L'obligation du concours d'architecture, qui cristallise l'opposition entre les architectes et l'USH depuis quelques années, a également été défendue. Elle est vue ainsi comme un élément permettant d'accélérer le développement des projets. "Le concours est un moment d'intelligence collective", a assuré Serge Contat, président directeur général de la Régie immobilière de la ville de Paris, bailleur social. "Il facilite la prise de décision et permet d'aller plus vite." "Nous sommes allés faire des formations avec la Mission interministérielle pour la qualité des constructions publiques (MIQCP) auprès de bailleurs, sur le concours", abonde Denis Dessus. "Au bout de vingt-quatre heures, ils étaient enthousiastes car ils avaient compris que ce concours est un moyen de résoudre une bonne partie de leurs problèmes en amont. Il permet de mettre autour de la table la collectivité locale, l'association de locataires, et limite ainsi les risques de contentieux."

 

"Le Logement, c'est plus compliqué que la scission de l'atome", Frédéric Borel, architecte

 

D'ailleurs, pour le président du Cnoa, les progrès que le secteur pourrait réaliser pour construire mieux et moins cher, selon le slogan du Gouvernement, se feraient non pas sur la construction, mais sur la phase préparatoire et le foncier. "Dans le coût d'un projet, la construction représente 40%, et ce chiffre n'évolue pas, même avec les réglementations qui s'accumulent. Ce qui dilate les coûts, ce sont les 60% restants. De quoi s'agit-il ? Des marges, des frais commerciaux, du coût du foncier.

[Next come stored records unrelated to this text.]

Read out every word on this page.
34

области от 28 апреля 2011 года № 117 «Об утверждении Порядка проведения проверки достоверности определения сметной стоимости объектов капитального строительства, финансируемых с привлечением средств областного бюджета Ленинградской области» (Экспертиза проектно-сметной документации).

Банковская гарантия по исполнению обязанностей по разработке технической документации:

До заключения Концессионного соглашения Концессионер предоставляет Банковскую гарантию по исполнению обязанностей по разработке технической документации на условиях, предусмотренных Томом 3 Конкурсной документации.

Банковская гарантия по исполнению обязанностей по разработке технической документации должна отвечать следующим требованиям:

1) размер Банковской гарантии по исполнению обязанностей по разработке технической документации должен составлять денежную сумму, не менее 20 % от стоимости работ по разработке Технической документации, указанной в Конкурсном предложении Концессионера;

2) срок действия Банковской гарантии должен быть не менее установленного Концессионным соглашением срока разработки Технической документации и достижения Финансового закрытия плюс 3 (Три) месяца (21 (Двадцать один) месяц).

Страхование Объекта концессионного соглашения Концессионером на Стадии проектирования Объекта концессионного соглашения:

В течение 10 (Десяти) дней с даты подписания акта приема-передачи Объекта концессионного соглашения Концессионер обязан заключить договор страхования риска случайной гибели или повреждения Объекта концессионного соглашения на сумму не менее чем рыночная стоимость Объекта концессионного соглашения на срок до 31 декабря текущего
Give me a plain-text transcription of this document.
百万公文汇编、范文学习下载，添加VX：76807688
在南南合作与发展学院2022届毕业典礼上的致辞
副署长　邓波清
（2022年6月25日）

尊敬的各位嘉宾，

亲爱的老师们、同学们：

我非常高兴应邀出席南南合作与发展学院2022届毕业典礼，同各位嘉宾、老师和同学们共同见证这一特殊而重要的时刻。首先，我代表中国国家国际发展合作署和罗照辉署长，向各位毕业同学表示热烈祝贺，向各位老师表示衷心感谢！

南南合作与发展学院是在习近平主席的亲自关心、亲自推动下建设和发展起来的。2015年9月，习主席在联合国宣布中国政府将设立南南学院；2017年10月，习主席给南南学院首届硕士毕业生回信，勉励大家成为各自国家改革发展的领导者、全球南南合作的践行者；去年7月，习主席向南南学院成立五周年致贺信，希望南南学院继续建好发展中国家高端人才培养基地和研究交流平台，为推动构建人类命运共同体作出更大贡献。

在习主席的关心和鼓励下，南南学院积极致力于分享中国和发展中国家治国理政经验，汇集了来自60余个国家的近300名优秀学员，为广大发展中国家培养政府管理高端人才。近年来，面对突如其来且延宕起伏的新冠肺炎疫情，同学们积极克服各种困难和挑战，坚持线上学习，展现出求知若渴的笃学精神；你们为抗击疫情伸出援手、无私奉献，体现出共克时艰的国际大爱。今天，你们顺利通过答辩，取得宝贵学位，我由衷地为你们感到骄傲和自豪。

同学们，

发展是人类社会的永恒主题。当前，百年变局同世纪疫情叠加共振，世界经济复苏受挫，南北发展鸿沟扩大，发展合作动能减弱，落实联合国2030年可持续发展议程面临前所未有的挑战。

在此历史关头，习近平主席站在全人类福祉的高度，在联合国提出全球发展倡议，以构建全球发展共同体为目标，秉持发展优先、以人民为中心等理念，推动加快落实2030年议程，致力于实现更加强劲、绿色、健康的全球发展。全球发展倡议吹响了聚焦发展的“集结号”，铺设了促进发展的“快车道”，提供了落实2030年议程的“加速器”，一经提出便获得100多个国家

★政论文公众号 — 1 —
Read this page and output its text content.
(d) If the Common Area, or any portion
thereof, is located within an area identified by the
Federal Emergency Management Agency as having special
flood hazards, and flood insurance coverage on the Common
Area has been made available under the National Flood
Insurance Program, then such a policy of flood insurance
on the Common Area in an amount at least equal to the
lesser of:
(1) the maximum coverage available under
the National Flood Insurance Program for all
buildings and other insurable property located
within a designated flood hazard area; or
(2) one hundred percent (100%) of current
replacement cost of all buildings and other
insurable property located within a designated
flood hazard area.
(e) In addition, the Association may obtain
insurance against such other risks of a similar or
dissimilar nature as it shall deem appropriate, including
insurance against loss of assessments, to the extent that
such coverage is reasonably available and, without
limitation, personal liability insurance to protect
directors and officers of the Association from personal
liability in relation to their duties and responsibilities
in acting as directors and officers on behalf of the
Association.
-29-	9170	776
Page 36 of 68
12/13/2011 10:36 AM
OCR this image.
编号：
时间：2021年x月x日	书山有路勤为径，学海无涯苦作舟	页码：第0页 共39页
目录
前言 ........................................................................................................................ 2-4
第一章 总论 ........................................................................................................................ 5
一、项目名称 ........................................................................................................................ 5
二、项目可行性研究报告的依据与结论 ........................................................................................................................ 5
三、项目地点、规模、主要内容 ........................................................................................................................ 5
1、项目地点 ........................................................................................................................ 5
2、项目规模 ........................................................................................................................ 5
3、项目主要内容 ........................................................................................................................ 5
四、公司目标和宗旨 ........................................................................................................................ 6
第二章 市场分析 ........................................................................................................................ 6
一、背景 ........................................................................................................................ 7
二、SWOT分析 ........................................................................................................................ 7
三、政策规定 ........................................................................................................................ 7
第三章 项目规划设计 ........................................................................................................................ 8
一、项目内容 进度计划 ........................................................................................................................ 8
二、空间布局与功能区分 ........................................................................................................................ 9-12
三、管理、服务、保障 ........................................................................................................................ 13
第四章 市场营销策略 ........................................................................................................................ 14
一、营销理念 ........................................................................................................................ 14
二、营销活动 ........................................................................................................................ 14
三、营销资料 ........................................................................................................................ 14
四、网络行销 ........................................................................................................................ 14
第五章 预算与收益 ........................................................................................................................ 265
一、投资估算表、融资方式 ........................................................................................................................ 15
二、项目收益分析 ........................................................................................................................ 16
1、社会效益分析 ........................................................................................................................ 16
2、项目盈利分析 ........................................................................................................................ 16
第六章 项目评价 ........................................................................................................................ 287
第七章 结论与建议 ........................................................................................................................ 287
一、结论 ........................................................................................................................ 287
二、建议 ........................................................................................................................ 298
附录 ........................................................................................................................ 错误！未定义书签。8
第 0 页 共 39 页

Il faut des mesures sur le coût du foncier et arrêter de se focaliser sur l'acte de construire. Ce qui prend du temps, c'est surtout le montage des opérations et les recours." Le président du conseil de l'ordre ne désespère pas de voir le texte de la loi Logement s'améliorer durant les échanges. "En son état actuel, je ne vois rien qui permette de construire mieux et moins cher."

 

L'ensemble des intervenants se sont également entendu sur une chose : la complexité de la problématique Logement. "Est-ce qu'une loi logement va tout résoudre ? Je suis désolé, mais non. C'est une question totalement transversale", a par exemple affirmé Denis Dessus. L'architecte Frédéric Borel, grand prix national d'architecture, complète : "C'est un sujet formidable pour les architectes, parce que l'on invente l'enveloppe, le cadre de vie de nos concitoyens. Le logement, ce n'est pas seulement de la construction. Nous pourrions dire que c'est bien plus complexe que la scission de l'atome. Il s'y passe tellement de choses que nous ne maîtrisons pas..." Les architectes espèrent en tout cas garder, dans le cadre du projet de loi Elan, la maîtrise sur ce qui concerne la qualité architecturale.